Happy New Year! A few decades ago, the church named New Year’s day in honor of Mary and invited us to begin the new year praying that God would bless us and the whole world through the intercession of Mary. We are invited to ponder in our hearts all the great good that God is doing in our lives and in our world, just as Mary pondered in her heart how the shepherds came to the stable, how the angels appeared to them telling them about the birth of the savior, how they announced “peace on earth to those of goodwill,” and how those poor shepherds went home praising God.
When you are poor shepherds, living on the outskirts of a brutal empire, the birth of a savior is good news. It’s also bad news for empires because it means God sides with the poor and oppressed, not with imperial, military power, then and now.
Mary pondered all these things in her heart, so she must have been, among other things, a mystic and a contemplative. She teaches us to be people of the heart, people who ponder the Gospel and the mysteries of Christ in our hearts, people who reflect, contemplate and meditate on the deeper things, the wisdom of God, the presence of God in our lives, the message of the angels, and Jesus’ gift of peace.
Pope John Paul has declared January 1st “World Peace Day.” As you know, each week over the past two months, he has issued strong statements against the U.S. plans to massacre children in Iraq, to lead us to World War III, and to risk nuclear war with North Korea. The other day he said, “There is no alternative to peace.” Each year, he gives a long statement on January 1st. This year, he calls the worldwide church to reflect on the 40th anniversary of Pope John 23rd’s encyclical “Pacem in Terris.” Here is an excerpt from the statement he issued today:
“Blessed Pope John XXIII was a man unafraid of the future.
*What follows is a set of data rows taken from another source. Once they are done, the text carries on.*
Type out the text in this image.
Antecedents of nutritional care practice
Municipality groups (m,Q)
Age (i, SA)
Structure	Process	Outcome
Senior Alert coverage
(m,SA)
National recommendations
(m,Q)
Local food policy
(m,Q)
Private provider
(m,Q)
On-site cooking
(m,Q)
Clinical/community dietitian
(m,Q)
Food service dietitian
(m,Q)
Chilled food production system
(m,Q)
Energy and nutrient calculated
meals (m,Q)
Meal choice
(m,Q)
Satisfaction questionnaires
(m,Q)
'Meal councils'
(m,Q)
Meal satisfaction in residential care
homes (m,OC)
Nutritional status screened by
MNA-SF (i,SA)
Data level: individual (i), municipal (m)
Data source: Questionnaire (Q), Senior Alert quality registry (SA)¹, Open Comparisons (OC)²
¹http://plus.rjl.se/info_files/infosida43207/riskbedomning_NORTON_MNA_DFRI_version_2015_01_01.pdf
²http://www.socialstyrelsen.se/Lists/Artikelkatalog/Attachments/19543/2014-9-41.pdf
He was sustained in his optimism by his deep trust in God and in humanity, both of which grew out of the faith in which he had grown up. Moved by his trust in Providence, even in what seemed like a permanent situation of war, he did not hesitate to summon the leaders of his time to a new vision of peace for the world. This is the legacy that he left us.
“On this World Day of Peace, January 1st, 2003, let us all resolve to have his same outlook: to trust in the merciful and compassionate God who calls us to brotherhood and sisterhood, and to have confidence in the men and women of our time because, like those of every other time, they bear the image of God in their souls. It is on this basis that we can hope to build a world of peace on earth.
“At the beginning of a new year in our human history, this is the hope that rises spontaneously from the depths of my heart: that in the spirit of every individual there may be a renewed dedication to the noble mission which Pacem in Terris proposed forty years ago to all men and women of good will, the task of establishing new relationships in human society, under the sway and guidance of the four pillars of peace: “truth, justice, love, and freedom.”
He concluded with a prayer: May the God who calls us from oppression and war to freedom and cooperation for the good of all, help people everywhere to build a world of peace on the four pillars of peace taught by Blessed Pope John 23: truth, justice, love, freedom.
As we begin the new year, the church invites us to contemplate the coming of Christ in our hearts and all that God is doing for us, just as Mary did, and to welcome the angels’ message to the shepherds announcing peace on earth, just as John 23rd did.
My prayer for each of you is from our first reading, from the book of Numbers 6:22-27):
“May the Lord bless you and keep you.
May the Lord let his face shine upon you and be gracious to you.
And may the Lord look upon you kindly and give you peace.”